Where to Stay
by Nick Inman ([email protected])

In 1990 I was commissioned to contribute to a guide to the charming small hotels of Spain. The brief was to find around 200 hotels of thirty rooms or less which worth driving out of your way to stay in. They had to be special in some way as well as being intimate, usually family-run places where as much attention was given to the décor as the service. Even though we stretched the definition to include many paradors (certainly not family-run and often impersonal), larger hotels and hotels which had novelty value but were not really "charming" we struggled to fill the guide.

If I was given the same task today the problem would not be where to look for suitable hotels but which ones to leave out. There are attractive little hotels almost everywhere in Spain and I reckon I could fill three books the size of the original Charming Small Hotels (which, incidentally, is being completely revised this year, 2003).

The quality hotel sector in Spain has exploded; whole new categories of charmingness have emerged and whereas the book shop shelves had barely a decent hotel guide on them (the Guia Oficial de Hoteles is good for telephone numbers, a useful guide to prices but hopeless for finding out how comfortable or welcoming a place is going to be).

When I am looking for somewhere worth staying my starting point is still be the Charming Small Hotels guide. Alastair Sawday’s Special Places to Stay in Spain, created in the wake of Charming Small Hotels, is preferred by some people but I have heard that hoteliers are expected to pay for their entries or be excluded which, if true, would reduce its objectivity.

You don’t need to be a fluent speaker to make sense of the many hotel guides now published in Spanish. These tend to include many more hotels. The equivalent to Charming Small Hotels is the Guia de Pequeños Hoteles con Encanto is independently produced by El País-Aguilar, who now peddle a whole con encanto (charming) series. I also like the annual Campsa guide which also tells you about restaurants. I’ve never been a fan of Michelin because it takes so much effort to decipher the symbols it uses.

Sometimes I just don’t feel like doing too much research and I have come to rely on a relatively new organisation called Rusticae (www.rusticae.es) that represents and promotes selected hotels of outstanding cuteness and quality. Not all exquisite hotels are handled by Rusticae and there are inevitably geographical gaps in its network but all their hotels are worth driving out of your way for.
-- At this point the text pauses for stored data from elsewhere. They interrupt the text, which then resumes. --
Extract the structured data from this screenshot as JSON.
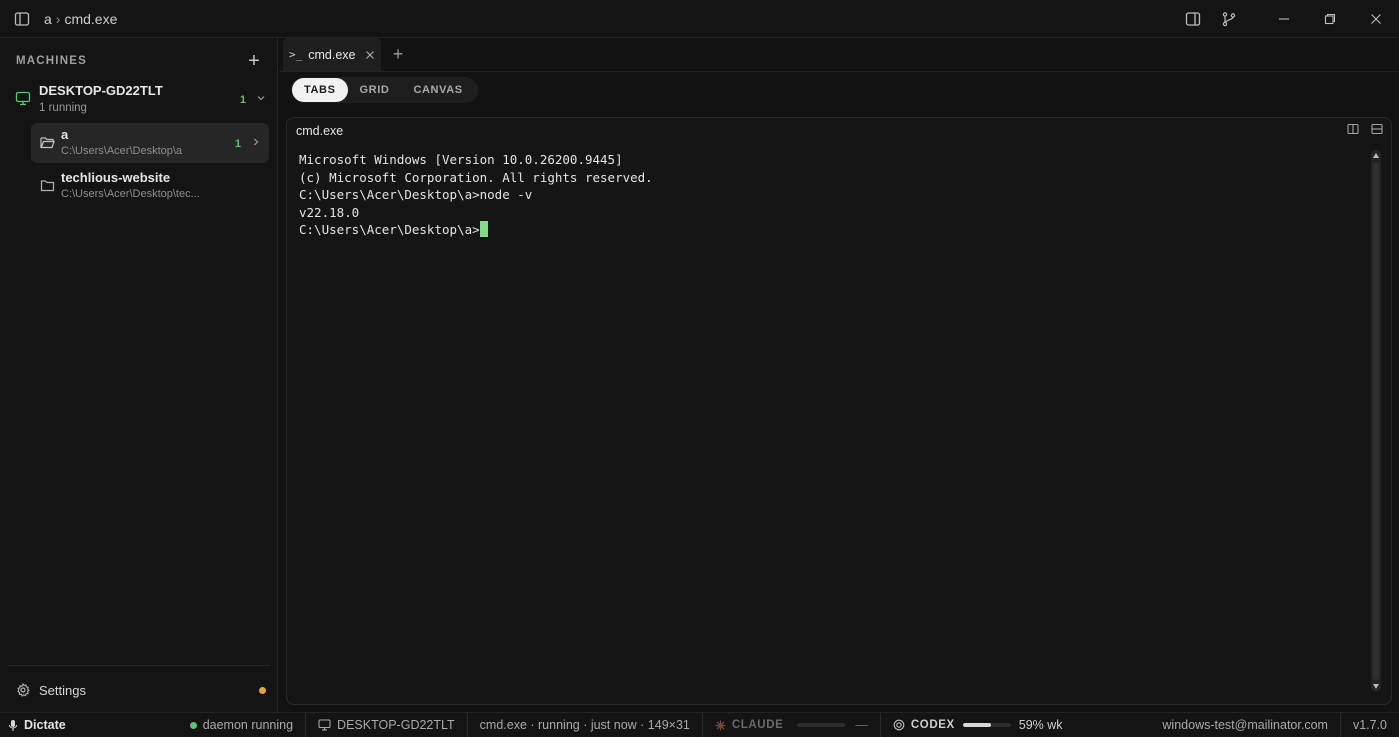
{
  "window": {
    "title_parts": [
      "a",
      "cmd.exe"
    ],
    "title_separator": "›"
  },
  "sidebar": {
    "section_label": "MACHINES",
    "add_label": "+",
    "machine": {
      "name": "DESKTOP-GD22TLT",
      "status": "1 running",
      "count": "1"
    },
    "folders": [
      {
        "name": "a",
        "path": "C:\\Users\\Acer\\Desktop\\a",
        "count": "1",
        "active": true
      },
      {
        "name": "techlious-website",
        "path": "C:\\Users\\Acer\\Desktop\\tec...",
        "count": "",
        "active": false
      }
    ],
    "settings_label": "Settings",
    "settings_badge_color": "#e6a73a"
  },
  "tabs": [
    {
      "prompt": ">_",
      "label": "cmd.exe",
      "active": true
    }
  ],
  "add_tab_label": "+",
  "view_modes": [
    {
      "label": "TABS",
      "active": true
    },
    {
      "label": "GRID",
      "active": false
    },
    {
      "label": "CANVAS",
      "active": false
    }
  ],
  "pane": {
    "title": "cmd.exe",
    "terminal_lines": [
      "Microsoft Windows [Version 10.0.26200.9445]",
      "(c) Microsoft Corporation. All rights reserved.",
      "",
      "C:\\Users\\Acer\\Desktop\\a>node -v",
      "v22.18.0",
      "",
      "C:\\Users\\Acer\\Desktop\\a>"
    ]
  },
  "statusbar": {
    "dictate": "Dictate",
    "daemon": "daemon running",
    "machine": "DESKTOP-GD22TLT",
    "session": "cmd.exe · running · just now · 149×31",
    "claude_label": "CLAUDE",
    "claude_value": "—",
    "claude_fraction": 0,
    "codex_label": "CODEX",
    "codex_fraction": 0.59,
    "codex_value": "59% wk",
    "account": "windows-test@mailinator.com",
    "version": "v1.7.0"
  },
  "colors": {
    "accent_green": "#5ec46e",
    "cursor": "#7fdc8a",
    "background": "#121212"
  }
}
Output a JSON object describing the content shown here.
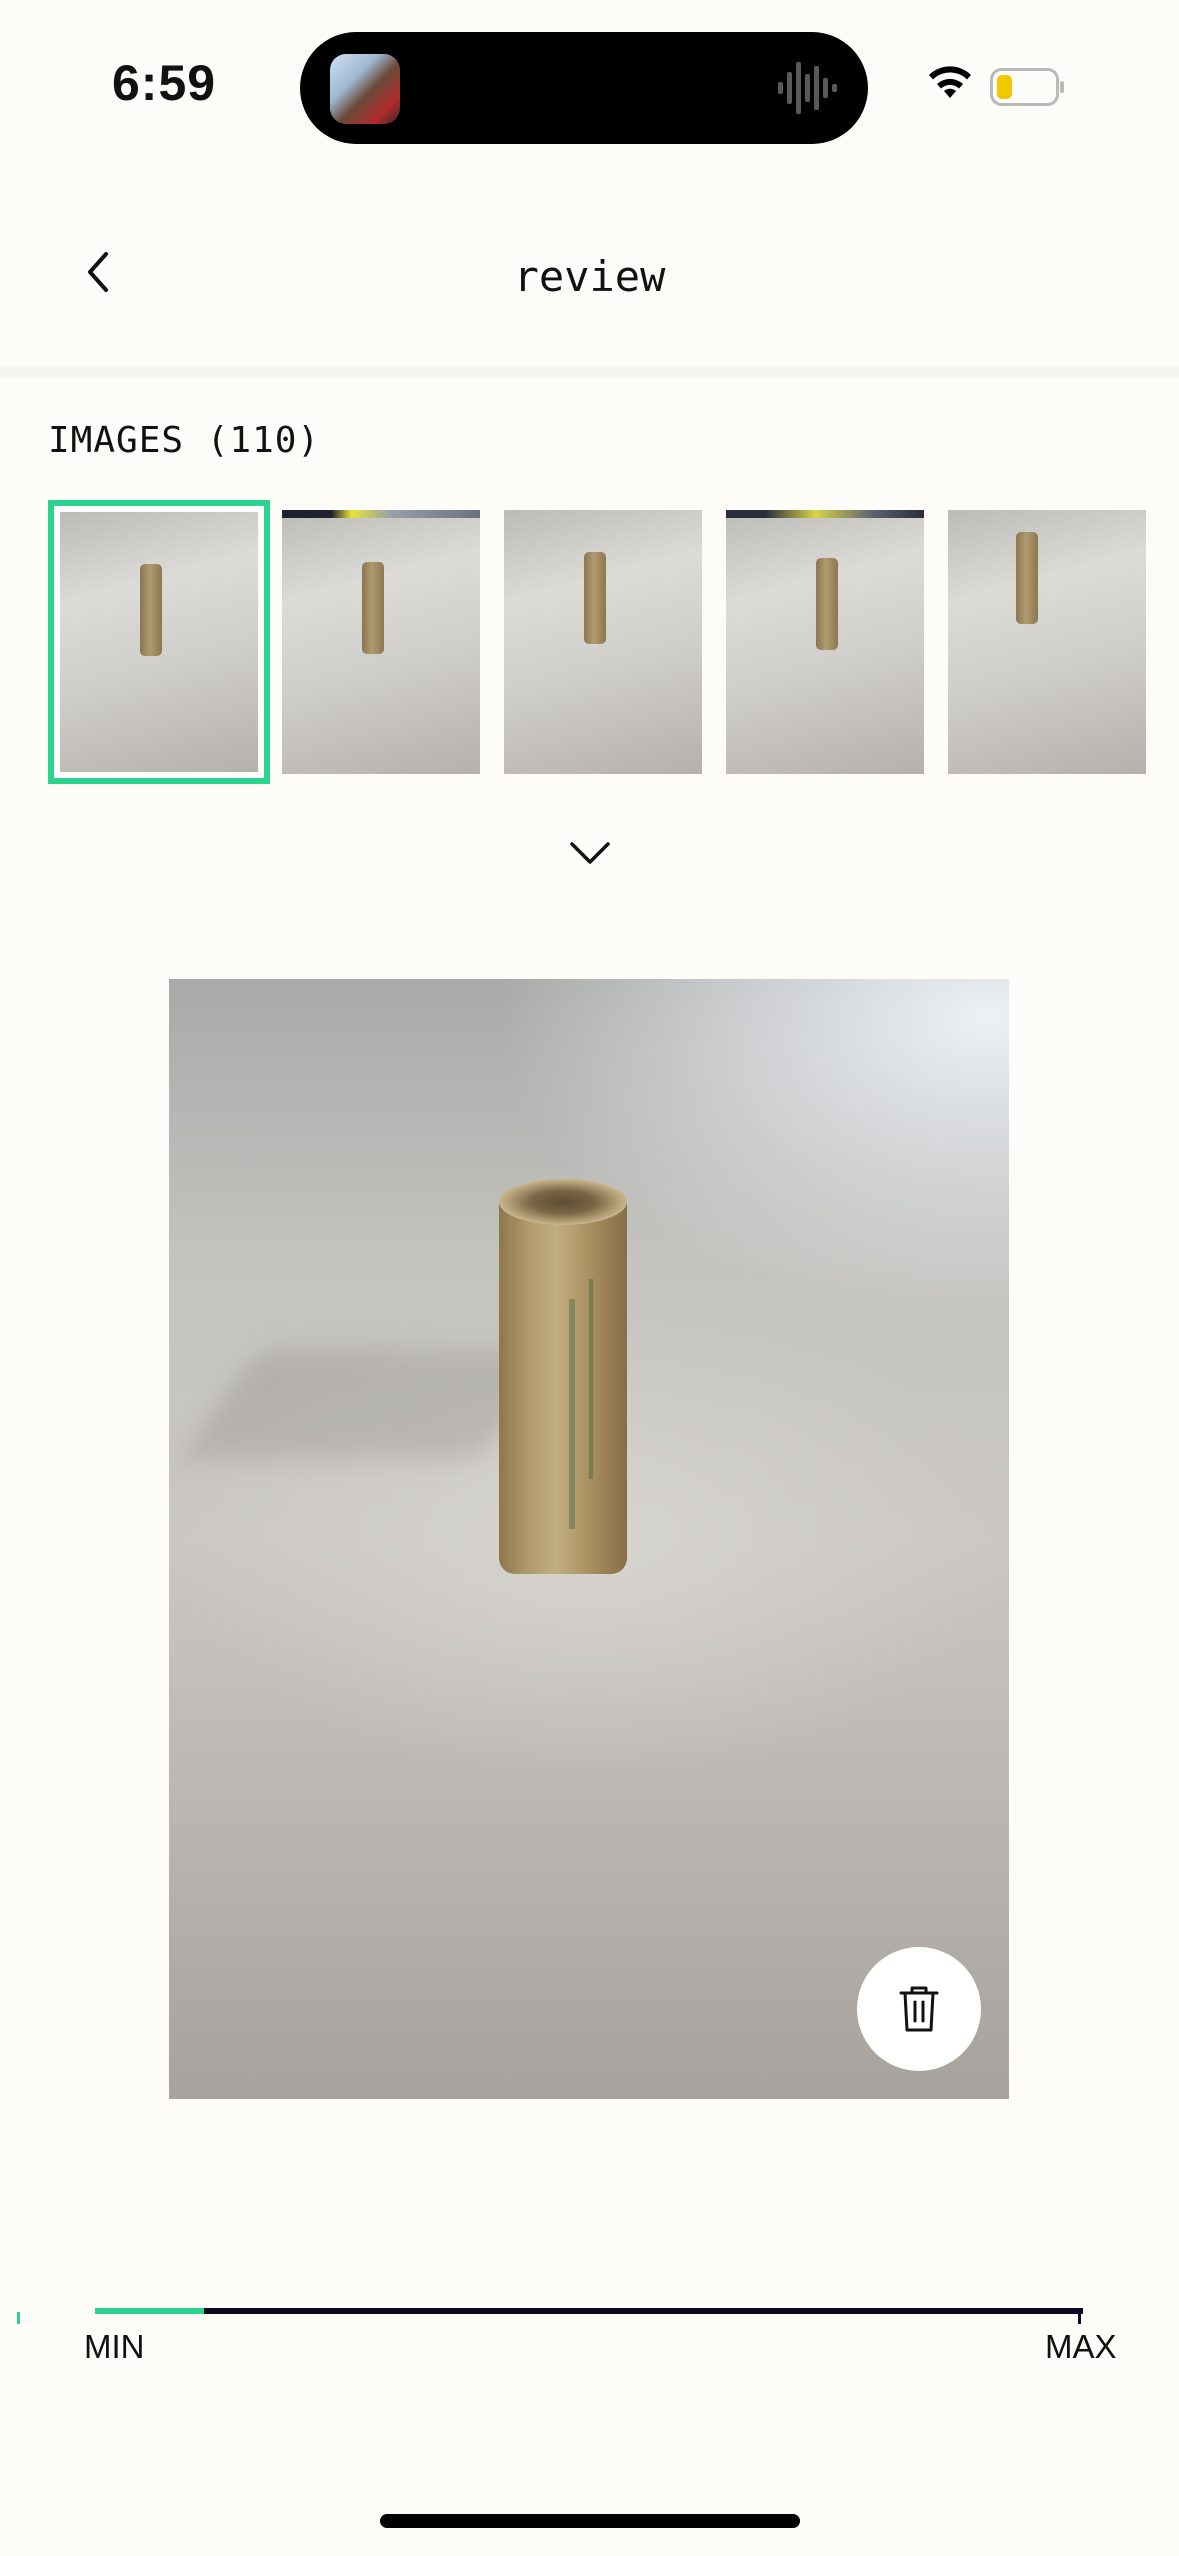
{
  "status_bar": {
    "time": "6:59"
  },
  "header": {
    "title": "review"
  },
  "images": {
    "heading": "IMAGES (110)"
  },
  "slider": {
    "min_label": "MIN",
    "max_label": "MAX",
    "value_fraction": 0.11
  },
  "colors": {
    "accent": "#2bd38f",
    "track": "#0d0b22",
    "background": "#fdfcf9"
  },
  "icons": {
    "back": "chevron-left-icon",
    "expand": "chevron-down-icon",
    "delete": "trash-icon"
  }
}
Spanish cities are generally lacking in charming hotels and where there are good places to stay they tend to be expensive. Not so the countryside. Over the last decade or so there has been a big drive to promote "green tourism" which has fostered a whole new accommodation industry, that of casas rurales. A casa rural is usually a self-catering village house but the term also can also refer to a bed and breakfast or guesthouse. Casas rurales are organised and promoted regionally (within each comunidad autonoma) rather than nationally and if you know roughly where you want to stay you can start your search by looking at the region’s website. Or else, go to www.allrural.com.

Other websites worth looking at for nice places to stay are www.parador.es (some paradors would still be among my list of top places to stay in Spain), www.estancias.com, www.lugaresdivinos.com and www.hosteriasreales.com (these last three being up-market hotels).